As I’ve argued before, this kind of argument rests on assumptions about the fundamental laws of physics. It assumes that the fundamental laws explain the mass of the Higgs, not merely by giving it an arbitrary number but by showing how that number comes from a non-arbitrary physical process. It also assumes that we understand well how physical processes like that work, and what kinds of numbers they can give. That’s why I think of naturalness as a type of argument, much like the Swampland, that uses the smallest scales to constrain larger ones.

Third is a host of constraints that usually go together: causality, unitarity, and positivity. Causality comes from cause and effect in a relativistic universe. Because two distant events can appear to happen in different orders depending on how fast you’re going, any way to send signals faster than light is also a way to send signals back in time, causing all of the paradoxes familiar from science fiction. Unitarity comes from quantum mechanics. If quantum calculations are supposed to give the probability of things happening, those probabilities should make sense as probabilities: for example, they should never go above one.

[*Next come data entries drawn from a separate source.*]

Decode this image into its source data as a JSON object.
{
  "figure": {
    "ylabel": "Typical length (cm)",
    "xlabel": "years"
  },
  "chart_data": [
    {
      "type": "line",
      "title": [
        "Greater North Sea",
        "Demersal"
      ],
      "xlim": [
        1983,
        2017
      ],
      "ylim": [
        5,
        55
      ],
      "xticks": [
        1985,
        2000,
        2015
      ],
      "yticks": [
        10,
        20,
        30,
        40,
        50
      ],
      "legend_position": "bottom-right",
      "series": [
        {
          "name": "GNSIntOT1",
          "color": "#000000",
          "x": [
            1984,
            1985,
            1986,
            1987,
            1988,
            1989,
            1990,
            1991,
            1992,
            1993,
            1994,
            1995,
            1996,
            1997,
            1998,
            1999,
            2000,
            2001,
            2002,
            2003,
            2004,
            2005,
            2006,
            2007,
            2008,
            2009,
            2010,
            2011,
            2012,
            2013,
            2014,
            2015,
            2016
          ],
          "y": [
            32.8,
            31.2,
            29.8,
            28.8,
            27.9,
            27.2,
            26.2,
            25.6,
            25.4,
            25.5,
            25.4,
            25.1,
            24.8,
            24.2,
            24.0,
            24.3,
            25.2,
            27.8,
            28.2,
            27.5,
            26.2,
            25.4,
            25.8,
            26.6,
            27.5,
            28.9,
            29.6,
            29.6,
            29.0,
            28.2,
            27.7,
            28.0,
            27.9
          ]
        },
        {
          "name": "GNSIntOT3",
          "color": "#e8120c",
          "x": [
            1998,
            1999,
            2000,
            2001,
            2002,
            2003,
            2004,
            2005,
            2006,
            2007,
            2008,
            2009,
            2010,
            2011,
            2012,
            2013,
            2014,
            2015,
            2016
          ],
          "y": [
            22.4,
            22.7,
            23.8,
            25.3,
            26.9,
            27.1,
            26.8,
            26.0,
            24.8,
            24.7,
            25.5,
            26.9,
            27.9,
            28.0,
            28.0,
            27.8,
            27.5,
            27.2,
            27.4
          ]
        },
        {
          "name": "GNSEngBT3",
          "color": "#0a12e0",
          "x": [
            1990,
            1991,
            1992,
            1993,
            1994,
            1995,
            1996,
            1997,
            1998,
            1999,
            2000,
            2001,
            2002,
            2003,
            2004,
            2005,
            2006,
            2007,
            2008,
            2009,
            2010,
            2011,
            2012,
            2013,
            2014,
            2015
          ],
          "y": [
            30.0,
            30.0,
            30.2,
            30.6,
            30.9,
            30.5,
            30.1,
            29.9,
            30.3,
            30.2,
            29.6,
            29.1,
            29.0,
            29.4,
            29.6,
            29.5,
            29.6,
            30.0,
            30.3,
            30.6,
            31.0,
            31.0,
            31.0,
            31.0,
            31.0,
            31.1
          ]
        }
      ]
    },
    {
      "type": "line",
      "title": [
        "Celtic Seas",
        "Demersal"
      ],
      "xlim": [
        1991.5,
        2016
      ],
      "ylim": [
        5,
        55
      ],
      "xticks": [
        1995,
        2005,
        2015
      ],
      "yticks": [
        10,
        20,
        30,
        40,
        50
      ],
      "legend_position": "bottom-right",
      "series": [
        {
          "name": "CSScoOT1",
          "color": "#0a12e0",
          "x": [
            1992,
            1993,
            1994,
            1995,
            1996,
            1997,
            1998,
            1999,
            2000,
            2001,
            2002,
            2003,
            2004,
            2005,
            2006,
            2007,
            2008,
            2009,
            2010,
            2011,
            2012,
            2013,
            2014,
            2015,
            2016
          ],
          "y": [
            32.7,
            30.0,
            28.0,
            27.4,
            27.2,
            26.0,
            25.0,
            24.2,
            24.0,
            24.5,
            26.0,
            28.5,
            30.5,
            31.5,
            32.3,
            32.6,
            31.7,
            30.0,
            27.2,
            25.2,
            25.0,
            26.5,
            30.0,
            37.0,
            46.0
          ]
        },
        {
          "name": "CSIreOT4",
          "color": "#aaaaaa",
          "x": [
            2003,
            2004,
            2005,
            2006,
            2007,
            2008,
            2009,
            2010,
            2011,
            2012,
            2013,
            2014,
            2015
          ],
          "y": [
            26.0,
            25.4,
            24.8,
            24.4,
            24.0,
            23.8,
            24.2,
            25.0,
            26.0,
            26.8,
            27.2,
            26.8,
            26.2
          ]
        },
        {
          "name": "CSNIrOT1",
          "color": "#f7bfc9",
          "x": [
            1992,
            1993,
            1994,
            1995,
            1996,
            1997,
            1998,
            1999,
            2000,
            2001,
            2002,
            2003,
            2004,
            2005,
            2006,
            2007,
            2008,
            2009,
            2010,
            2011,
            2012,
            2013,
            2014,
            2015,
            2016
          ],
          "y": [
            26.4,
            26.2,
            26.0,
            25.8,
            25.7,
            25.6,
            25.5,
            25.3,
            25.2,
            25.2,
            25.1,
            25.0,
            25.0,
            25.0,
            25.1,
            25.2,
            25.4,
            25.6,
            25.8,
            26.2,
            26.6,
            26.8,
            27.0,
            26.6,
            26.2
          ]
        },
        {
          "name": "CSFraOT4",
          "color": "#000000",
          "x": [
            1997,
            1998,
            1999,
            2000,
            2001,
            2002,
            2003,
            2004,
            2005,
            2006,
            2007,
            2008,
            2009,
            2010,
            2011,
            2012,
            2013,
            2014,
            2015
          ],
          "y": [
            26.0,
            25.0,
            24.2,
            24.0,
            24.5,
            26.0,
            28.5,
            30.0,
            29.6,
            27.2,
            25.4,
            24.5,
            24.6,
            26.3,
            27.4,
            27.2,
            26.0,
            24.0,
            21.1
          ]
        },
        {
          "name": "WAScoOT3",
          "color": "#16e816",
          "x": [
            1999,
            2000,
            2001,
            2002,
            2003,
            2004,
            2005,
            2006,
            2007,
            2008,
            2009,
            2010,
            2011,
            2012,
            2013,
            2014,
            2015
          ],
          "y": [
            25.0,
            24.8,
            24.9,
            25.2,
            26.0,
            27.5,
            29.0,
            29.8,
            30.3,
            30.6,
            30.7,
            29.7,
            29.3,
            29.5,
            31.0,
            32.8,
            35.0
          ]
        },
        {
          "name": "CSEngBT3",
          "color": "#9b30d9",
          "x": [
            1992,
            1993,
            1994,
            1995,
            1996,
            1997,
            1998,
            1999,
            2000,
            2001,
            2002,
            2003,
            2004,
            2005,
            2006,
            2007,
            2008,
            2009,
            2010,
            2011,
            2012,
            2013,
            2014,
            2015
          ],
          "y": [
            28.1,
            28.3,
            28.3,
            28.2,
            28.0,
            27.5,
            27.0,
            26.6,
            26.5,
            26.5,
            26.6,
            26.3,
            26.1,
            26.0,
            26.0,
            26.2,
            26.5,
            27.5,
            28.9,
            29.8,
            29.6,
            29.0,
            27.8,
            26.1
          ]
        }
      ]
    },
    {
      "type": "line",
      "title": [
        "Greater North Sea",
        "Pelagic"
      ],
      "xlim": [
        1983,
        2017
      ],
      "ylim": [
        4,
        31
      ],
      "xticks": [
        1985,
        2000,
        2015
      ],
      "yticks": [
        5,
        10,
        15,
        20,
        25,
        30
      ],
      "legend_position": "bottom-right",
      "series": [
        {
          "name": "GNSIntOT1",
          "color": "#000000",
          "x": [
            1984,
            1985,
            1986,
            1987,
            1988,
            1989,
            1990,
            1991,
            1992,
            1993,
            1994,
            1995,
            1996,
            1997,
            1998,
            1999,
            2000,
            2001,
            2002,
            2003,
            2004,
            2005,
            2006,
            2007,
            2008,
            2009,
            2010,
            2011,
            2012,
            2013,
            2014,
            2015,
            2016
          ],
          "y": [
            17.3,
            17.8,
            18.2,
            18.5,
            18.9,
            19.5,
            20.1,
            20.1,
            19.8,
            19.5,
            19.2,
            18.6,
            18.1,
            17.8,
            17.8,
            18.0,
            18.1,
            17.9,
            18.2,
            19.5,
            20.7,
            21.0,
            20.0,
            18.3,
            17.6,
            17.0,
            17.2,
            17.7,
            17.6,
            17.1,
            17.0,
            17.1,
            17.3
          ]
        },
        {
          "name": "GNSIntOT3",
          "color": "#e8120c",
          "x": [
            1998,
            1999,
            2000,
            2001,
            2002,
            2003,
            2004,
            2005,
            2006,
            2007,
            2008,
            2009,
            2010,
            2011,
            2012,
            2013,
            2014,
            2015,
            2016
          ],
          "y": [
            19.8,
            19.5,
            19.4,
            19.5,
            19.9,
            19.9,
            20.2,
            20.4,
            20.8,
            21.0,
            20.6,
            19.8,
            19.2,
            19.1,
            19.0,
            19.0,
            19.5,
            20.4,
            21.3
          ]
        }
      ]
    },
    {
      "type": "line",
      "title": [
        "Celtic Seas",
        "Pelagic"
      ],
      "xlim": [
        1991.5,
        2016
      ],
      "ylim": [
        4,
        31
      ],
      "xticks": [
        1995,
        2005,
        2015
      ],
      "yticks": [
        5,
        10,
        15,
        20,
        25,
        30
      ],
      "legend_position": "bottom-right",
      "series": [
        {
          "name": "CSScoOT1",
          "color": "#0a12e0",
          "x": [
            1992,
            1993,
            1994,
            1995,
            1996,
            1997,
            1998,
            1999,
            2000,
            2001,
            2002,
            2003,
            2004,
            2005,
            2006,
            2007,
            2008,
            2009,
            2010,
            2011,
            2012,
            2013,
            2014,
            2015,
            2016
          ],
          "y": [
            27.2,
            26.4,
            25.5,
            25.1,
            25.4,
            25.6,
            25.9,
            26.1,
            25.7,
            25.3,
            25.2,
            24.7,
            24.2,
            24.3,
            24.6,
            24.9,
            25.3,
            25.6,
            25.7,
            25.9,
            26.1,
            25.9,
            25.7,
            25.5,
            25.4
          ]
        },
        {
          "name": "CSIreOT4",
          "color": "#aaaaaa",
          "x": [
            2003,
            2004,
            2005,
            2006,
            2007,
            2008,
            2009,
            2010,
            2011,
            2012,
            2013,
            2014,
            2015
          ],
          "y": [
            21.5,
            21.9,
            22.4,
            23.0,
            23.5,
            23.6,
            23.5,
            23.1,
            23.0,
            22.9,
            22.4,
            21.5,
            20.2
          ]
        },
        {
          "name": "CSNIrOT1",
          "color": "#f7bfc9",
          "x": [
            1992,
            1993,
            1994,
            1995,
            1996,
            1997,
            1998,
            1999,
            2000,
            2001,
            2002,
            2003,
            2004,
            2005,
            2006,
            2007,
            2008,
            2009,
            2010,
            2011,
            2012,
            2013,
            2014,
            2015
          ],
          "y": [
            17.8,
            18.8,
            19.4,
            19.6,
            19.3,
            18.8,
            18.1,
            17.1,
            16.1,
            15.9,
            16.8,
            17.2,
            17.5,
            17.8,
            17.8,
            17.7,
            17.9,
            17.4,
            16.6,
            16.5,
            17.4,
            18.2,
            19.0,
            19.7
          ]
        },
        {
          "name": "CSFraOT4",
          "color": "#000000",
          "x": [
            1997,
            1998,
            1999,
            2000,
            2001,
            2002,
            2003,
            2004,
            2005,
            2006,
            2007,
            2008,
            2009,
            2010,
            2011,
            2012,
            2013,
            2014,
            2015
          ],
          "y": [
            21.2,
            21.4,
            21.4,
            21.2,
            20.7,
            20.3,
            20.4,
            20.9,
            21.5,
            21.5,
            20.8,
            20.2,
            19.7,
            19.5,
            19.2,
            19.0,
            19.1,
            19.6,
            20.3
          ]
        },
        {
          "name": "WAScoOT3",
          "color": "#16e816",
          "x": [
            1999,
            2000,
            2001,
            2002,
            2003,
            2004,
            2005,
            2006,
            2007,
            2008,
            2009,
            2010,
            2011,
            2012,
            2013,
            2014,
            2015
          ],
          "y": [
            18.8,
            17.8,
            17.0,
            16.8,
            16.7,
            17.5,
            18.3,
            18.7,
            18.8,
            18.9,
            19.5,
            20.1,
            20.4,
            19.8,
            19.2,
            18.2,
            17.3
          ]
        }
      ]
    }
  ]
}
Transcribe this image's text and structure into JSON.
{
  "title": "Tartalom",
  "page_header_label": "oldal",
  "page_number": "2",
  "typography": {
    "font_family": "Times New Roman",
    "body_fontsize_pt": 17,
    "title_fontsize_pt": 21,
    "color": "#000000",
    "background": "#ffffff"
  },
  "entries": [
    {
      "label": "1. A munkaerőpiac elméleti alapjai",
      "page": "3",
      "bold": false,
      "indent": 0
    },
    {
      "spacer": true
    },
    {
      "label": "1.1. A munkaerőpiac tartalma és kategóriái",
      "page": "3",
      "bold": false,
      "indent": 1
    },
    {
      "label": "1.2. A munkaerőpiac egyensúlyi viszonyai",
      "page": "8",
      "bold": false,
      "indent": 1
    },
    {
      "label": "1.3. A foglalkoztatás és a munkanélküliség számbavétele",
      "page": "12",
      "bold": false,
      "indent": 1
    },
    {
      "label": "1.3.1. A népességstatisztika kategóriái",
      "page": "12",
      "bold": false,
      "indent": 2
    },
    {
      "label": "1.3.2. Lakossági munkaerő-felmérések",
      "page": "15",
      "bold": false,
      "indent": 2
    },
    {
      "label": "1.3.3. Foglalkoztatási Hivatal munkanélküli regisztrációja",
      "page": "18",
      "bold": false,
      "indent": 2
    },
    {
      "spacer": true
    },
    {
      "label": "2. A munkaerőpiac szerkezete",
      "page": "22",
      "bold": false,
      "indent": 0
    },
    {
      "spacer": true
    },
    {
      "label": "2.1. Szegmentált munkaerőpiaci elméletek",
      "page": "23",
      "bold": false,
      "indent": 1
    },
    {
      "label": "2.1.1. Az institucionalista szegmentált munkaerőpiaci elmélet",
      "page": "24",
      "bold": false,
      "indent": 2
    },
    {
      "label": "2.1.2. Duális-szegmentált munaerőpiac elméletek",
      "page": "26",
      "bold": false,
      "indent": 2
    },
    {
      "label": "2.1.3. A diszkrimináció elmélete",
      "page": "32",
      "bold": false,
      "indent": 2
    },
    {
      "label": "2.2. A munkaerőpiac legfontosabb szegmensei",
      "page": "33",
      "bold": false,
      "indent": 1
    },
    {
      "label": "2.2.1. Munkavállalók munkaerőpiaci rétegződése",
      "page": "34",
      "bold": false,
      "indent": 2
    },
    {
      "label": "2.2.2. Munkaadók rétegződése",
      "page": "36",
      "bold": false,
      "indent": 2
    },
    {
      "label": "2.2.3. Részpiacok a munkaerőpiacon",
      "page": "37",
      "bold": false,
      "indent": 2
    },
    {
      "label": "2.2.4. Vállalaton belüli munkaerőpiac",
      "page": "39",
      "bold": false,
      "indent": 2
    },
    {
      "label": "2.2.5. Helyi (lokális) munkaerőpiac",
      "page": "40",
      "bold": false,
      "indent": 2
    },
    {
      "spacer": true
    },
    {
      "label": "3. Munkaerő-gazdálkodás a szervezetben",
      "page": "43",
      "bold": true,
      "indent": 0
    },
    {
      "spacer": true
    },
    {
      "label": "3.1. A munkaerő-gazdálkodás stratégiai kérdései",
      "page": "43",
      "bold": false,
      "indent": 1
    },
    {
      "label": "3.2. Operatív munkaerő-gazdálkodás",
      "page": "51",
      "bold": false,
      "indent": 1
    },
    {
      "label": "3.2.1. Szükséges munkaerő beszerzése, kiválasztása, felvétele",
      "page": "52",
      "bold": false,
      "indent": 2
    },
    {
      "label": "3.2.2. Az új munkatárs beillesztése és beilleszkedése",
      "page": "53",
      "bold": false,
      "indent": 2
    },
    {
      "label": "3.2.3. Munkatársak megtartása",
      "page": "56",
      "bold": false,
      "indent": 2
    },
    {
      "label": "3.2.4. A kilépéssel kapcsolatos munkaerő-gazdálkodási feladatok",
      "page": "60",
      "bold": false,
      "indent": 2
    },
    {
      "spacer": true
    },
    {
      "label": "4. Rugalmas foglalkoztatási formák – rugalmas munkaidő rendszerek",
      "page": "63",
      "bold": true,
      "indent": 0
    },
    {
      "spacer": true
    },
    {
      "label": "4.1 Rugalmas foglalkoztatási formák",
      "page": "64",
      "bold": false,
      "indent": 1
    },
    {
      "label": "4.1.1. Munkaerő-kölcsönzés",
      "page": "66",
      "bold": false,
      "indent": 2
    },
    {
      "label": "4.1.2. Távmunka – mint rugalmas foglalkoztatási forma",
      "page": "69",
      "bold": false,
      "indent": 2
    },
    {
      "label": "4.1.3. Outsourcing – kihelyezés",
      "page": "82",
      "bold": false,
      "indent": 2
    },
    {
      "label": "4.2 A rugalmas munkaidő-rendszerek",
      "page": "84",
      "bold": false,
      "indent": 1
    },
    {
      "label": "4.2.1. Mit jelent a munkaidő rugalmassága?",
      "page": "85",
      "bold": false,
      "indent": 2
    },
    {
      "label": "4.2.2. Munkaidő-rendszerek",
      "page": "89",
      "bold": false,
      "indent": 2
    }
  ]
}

You might guess that almost any theory would satisfy these constraints. But if you extend a theory to the smallest scales, some theories that otherwise seem sensible end up failing this test. Actually linking things up takes other conjectures about the mathematical form theories can have, conjectures that seem more solid than the ones underlying Swampland and naturalness constraints but that still can’t be conclusively proven. If you trust the conjectures, you can derive restrictions, often called positivity constraints when they demand that some set of observations is positive. There has been a renaissance in this kind of research over the last few years, including arguments that certain speculative theories of gravity can’t actually work.